We previously analysed the return of Germany’s Bundesliga, which saw high anticipation translate into strong viewership in the UK. The first set of three games simultaneously broadcast across BT Sport channels on Saturday 16 May at 2pm drew a cumulative average audience of 597,000 – slightly higher than the typical number the broadcaster gets for a Premier League game.
Since the Bundesliga’s return, the league has attracted audiences significantly higher than prior to the Covid-19 pandemic, suggesting that the appetite for live football is still strong in the UK. Nevertheless, that initial excitement quickly waned. The average audience of a Bundesliga game between Matchweek 27 and Matchweek 30 was 50 per cent of that seen in the first week back, indicating that the German league had not completely filled the void left by the Premier League’s later restart.

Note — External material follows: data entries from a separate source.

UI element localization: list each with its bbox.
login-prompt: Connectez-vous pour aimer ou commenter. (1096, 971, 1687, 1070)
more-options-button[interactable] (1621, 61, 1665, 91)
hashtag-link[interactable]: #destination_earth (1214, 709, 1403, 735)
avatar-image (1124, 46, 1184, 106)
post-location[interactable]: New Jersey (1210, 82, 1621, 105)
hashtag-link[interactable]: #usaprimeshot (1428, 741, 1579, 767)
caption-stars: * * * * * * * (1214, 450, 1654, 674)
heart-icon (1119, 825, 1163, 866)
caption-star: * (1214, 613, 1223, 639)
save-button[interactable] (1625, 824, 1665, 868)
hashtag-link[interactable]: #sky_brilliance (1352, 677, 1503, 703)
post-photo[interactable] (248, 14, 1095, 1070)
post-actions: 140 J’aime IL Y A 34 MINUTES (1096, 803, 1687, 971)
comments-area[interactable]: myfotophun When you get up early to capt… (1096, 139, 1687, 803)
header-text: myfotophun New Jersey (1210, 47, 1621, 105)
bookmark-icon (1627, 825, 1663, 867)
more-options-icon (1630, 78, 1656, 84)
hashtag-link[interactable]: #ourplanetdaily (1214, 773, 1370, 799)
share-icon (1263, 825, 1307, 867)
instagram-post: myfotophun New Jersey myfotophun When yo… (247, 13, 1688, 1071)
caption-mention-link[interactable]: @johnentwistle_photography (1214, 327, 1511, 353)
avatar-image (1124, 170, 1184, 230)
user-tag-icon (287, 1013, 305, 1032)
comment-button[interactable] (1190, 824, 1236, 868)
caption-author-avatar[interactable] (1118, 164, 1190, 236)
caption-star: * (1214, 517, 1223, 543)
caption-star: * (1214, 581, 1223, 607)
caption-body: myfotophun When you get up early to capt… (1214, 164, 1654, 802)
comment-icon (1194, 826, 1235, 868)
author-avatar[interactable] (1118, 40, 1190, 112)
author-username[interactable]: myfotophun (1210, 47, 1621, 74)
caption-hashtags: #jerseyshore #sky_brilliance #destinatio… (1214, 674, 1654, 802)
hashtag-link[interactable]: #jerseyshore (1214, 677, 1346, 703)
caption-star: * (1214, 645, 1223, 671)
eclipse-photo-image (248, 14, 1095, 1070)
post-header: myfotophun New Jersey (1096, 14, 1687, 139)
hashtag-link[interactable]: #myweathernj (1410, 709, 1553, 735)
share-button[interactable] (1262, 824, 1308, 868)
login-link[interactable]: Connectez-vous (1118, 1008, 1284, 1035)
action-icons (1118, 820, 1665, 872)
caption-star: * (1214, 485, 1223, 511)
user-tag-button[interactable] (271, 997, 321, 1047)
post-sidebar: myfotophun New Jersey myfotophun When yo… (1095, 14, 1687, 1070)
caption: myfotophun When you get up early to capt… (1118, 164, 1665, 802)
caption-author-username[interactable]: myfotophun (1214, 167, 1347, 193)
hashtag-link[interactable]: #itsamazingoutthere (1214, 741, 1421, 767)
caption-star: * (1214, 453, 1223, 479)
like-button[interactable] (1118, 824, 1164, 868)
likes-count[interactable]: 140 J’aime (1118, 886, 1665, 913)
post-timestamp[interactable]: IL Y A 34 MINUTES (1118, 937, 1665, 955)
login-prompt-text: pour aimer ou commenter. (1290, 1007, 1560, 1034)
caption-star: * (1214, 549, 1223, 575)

For the first two weeks after the Premier League resumption, the UK hospitality industry is closed and government rules do not yet allow group gatherings inside homes. This means that people are initially unable to either host or attend viewing parties, nor can they watch games in pubs, thus eliminating out-of-home viewership.
With people required to stay home, the way we socialise has altered and general television viewership has grown as a result. Between the traditionally sociable hours of 6pm to 11pm from the middle of March to the end of May, viewership increased by an average of 12 per cent compared to 2019.
This growth should benefit the Premier League as 25 of the first 32 fixtures through 2 July were set to kick off at 6pm or later. The impact of the social restrictions and its effect on television audiences, combined with the pent-up excitement for the league’s return, will likely increase in-home television audiences.
Clubs can feel confident about continuing to deliver value to their partners as higher television audiences translate to increased exposure received and value generated
The success of a season is not solely measured by viewing audiences, and the pandemic will negatively impact other areas such as on-site activations, match day income, and sponsorship deals. There is a significant amount of additional financial pressure on clubs, particularly with high losses predicted due to the lack of matchday revenue for the foreseeable future.
However, clubs can feel confident about continuing to deliver value to their partners as higher television audiences translate to increased exposure received and value generated. There is also the possibility of extra signage in the stands as games are played behind closed doors.
With the 2019-20 Premier League back under way and on course for record viewership figures, there are a number of interesting questions that will be asked to analyse the audience for this historic season.
• Is the Premier League gaining new viewers and reaching different demographics due to the unprecedented free-to-air live coverage?
• What is most important in driving viewership: access to Sky and/or BT Sport; the teams involved; or the channel showing the match?
• Despite broadcasters attempting to create an atmosphere virtually, is the fanless environment impacting on the viewer’s experience?
• Excluding a few dates (Boxing Day, New Year’s Day, and the final day of the season), UK viewers are familiar with watching a maximum of two games a day, at different kick-off times. The new schedule sees up to four games a day televised on some weekends as well as three or four games kicking off at the same time on weekdays. Are viewers watching all games offered or choosing to watch a maximum of two a day? Are viewers switching between games aired simultaneously?